Di zona ekonomi eksklusif (ZEE) sejauh 200 mil atau 370 kilometer, negara memiliki hak berdaulat atas kekayaan alam maupun mineral yang berada di jalur tersebut. Sedangkan wilayah landas kontinen adalah daerah dasar laut dan tanah di bawahnya (seabed and suboil) dari daerah yang masih kepanjangan alamiah dari daratan pantainya hingga tepi kontinen (continental margin). Lazimnya batas landas kontinen ini tak lebih dari 200 mil dari garis pangkal pantai. Dalam landas kontinen, negara pantai berhak melakukan eksplorasi dan eksploitasi kekayaan alam yang ada di bawahnya.

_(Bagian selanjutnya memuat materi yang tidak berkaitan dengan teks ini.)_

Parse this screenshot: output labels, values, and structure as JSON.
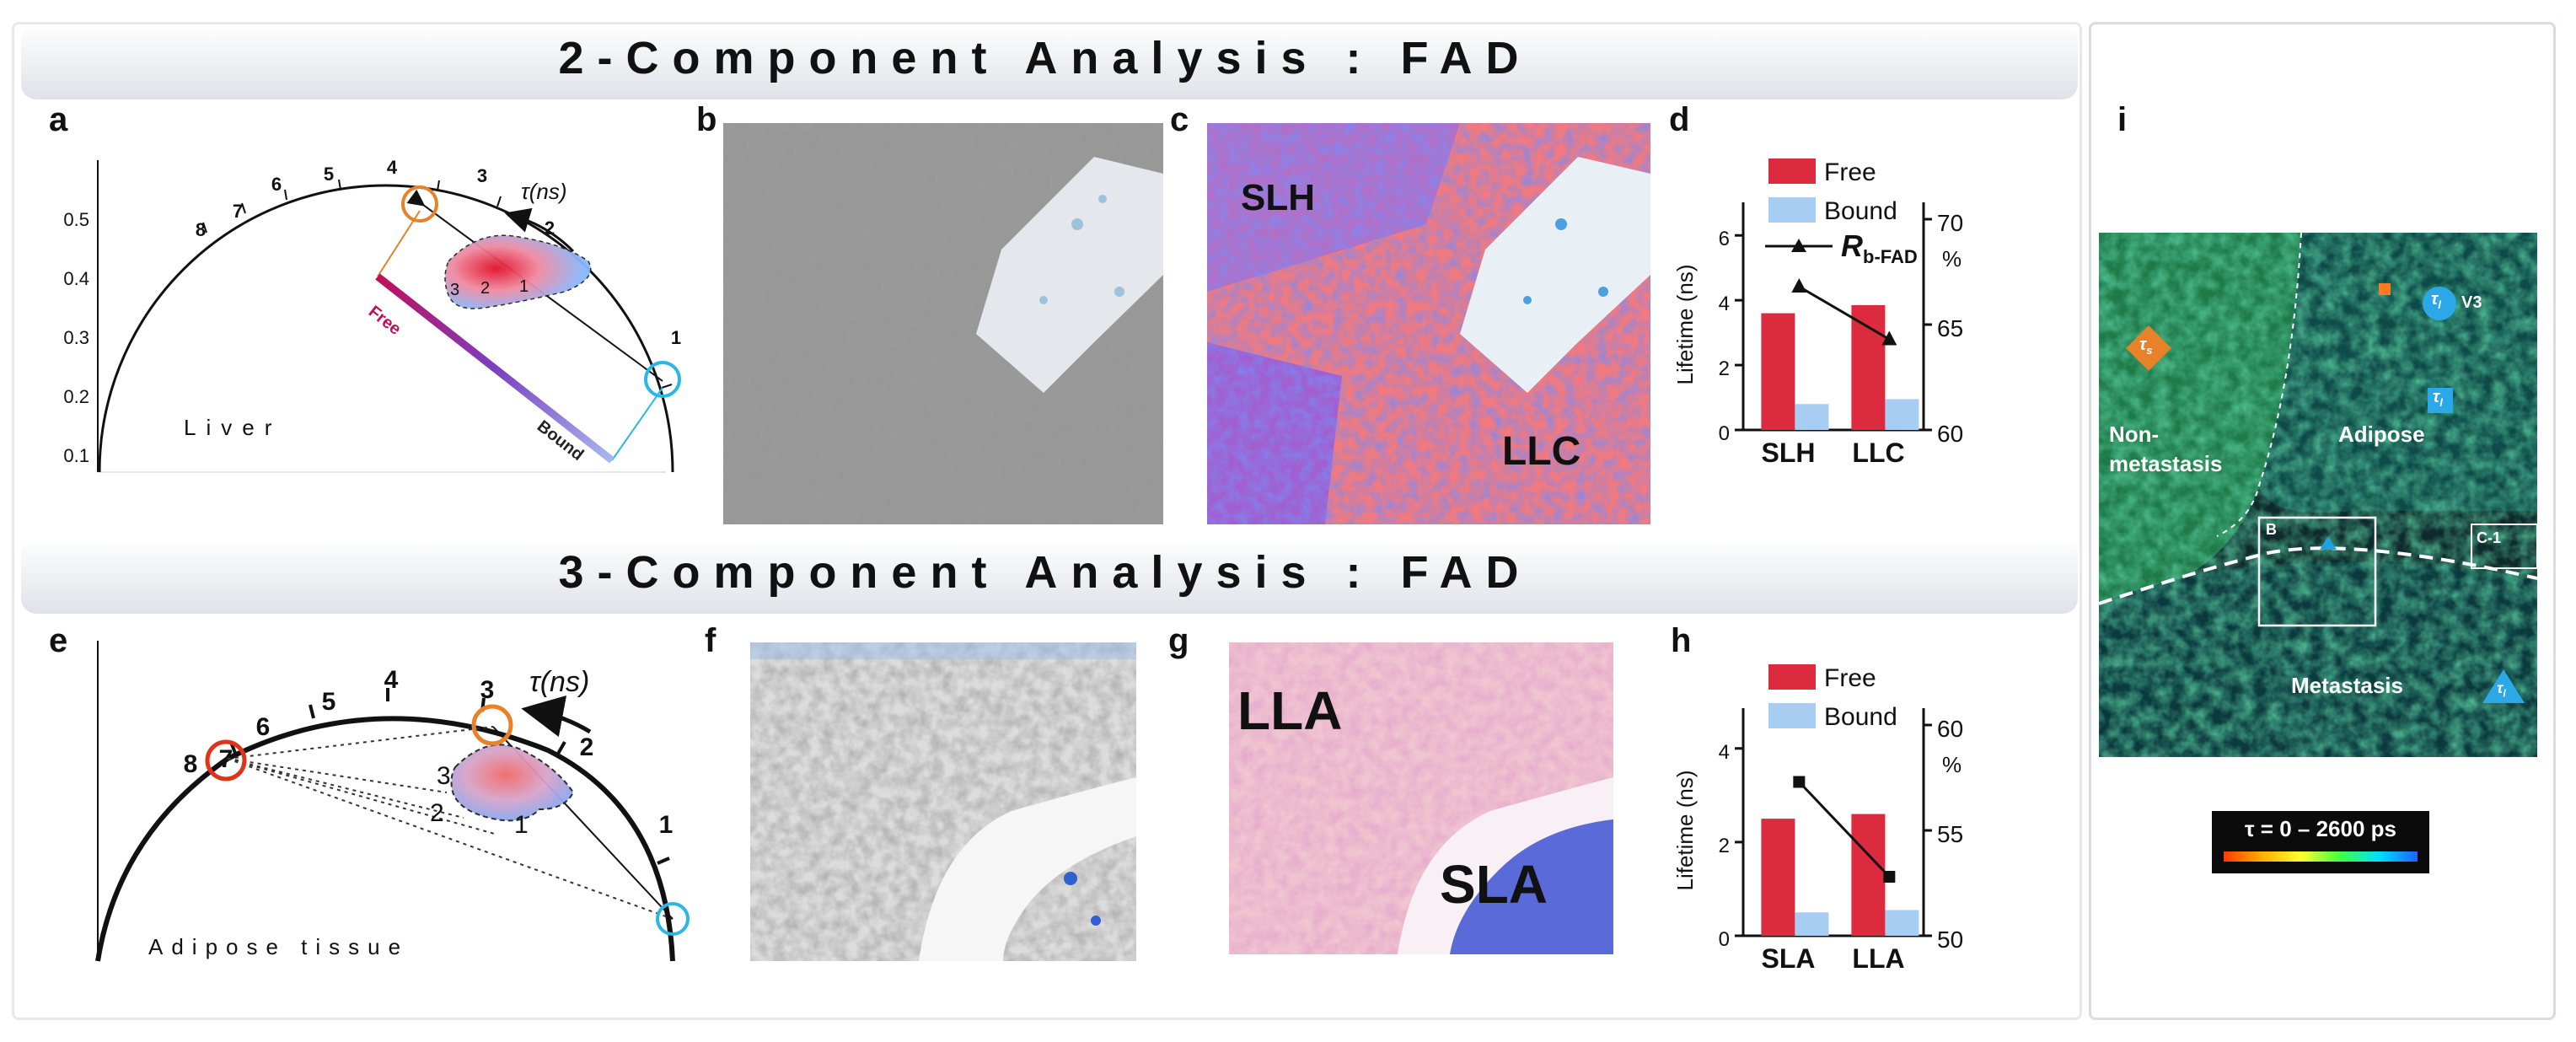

VI. BERCERMIN PADA SIPADAN-LIGITAN
Kemenangan atas sengketa Sipadan-Ligitan lewat Mahkamah Internasional tak serta merta bisa jadi landasan menguasai Ambalat. Pemerintah Malaysia telah melanggar Konvensi Hukum laut PBB, United Nations Convention on the Law of the Sea (Unclos). Unclos terlagir dari Konferensi Hukum laut ketiga PBB yang diteken pada 10 desembe 1982 di Motego Bay, jamaika. Konvensi itu telah mengadopsi konsep negara kepulauan yang diperjuangkan, antara lain, oleh Indonesia. Baik negara kepulauan maupun negara pantai punya wilayah daratan dan perairan yang meliputi jalur yang disebut laut teritorial. Yakni jalur selebar 12 mil laut ditarik dari garis pangkal yang menghubungkan titik-titik terluar negara pantai atau kepulauan.

Khusus untuk negara kepulauan, selain punya laut teritorial, juga punya hak menegakkan hukumnya di zona tambahan 12 mil laut. Di sini, negara tersebut punya hak sanitasi, fiskal, bea cukai, dan imigrasi. Adapun batas terjauh wilayah negara kepulauan adalah 200 mil laut dari garis pangkal. Sepanjang 200 mil itu negara tersebut diperbolehkan mengelola sumber daya alam yang ada. Itulah zona ekonomi eksklusif (ZEE).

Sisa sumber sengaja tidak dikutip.